As spouses, it’s important for us to observe and learn from each other. This requires that we have a teachable spirit. (This has not always been easy for me, I often take criticism from my husband, even constructive criticism, very personally. But I’m getting better.) A commitment to learn from each other requires that we fight for our marriage like a team, instead of fighting about who is right. There’s more than one right way to do things, so why fight about it? We can agree to disagree, right?
In the busyness of life, it can be easy to overlook the special qualities your spouse has. It’s also easier to focus on the things they do that annoy you rather than on the things you appreciate. Because you’re used to them, you may not see the value of the good qualities as much as in the past. But the truth is, it’s a choice. We always have more to learn and who better to teach us new things than our spouse?

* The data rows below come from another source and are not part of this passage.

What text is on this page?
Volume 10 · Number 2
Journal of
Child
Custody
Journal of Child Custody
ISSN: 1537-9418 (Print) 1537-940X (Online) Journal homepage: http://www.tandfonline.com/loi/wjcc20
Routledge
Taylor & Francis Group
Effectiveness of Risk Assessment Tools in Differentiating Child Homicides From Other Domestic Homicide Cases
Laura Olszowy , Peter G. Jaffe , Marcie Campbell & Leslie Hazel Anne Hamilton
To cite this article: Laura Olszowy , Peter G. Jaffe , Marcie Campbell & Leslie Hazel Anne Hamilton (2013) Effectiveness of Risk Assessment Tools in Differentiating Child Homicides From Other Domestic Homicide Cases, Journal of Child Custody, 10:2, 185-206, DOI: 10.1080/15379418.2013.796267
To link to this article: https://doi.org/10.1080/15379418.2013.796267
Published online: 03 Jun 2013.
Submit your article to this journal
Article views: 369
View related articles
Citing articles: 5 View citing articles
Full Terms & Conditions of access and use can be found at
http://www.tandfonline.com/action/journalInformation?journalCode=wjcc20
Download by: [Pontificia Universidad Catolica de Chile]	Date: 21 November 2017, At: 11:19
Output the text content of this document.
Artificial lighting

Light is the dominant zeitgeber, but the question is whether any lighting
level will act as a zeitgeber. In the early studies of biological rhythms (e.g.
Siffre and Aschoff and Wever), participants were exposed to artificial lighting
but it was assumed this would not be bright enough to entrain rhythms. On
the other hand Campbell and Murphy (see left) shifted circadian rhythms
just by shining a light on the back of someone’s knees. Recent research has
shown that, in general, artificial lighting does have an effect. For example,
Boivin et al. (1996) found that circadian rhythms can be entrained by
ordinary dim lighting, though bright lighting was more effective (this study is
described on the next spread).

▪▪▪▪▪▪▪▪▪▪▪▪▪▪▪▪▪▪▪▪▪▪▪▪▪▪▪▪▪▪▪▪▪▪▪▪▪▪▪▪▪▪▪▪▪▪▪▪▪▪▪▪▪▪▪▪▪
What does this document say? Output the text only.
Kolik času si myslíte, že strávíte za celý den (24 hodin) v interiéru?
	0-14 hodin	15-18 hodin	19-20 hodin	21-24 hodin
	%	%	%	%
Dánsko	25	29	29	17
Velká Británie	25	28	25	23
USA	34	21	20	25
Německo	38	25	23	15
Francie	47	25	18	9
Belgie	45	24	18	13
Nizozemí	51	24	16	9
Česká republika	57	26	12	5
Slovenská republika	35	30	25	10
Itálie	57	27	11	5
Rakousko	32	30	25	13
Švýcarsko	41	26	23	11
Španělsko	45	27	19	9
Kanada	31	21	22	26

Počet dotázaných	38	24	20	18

While my husband and I were dating, I really appreciated how he took the time to explain things to me. Somehow it came up that I didn’t know how to change a tire. One afternoon he taught me how, walking me through it step by step. Then and now, whenever I ask questions about how something works, he always takes the time to explain it to me.
To continually be in the habit of learning from each other, try asking each other these questions on a regular basis:
- What is God teaching you this week?
- What are you reading or listening to?
- What challenges are you facing, at work or home?
- How does that make you feel?*
*Not only can we learn new skills from each other, we can also learn more about each other’s hearts. We all have unique personalities, histories and ways of processing life. The more you understand yourself and your spouse, the better your marriage can be.
Take some time this week to appreciate the things your spouse has taught you over the years. Express your thanks for what you have learned from them, whether it’s big (like changing a tire) or small (like a better way to load the dishwasher). Continue to observe his/her behavior and you’ll keep learning new things.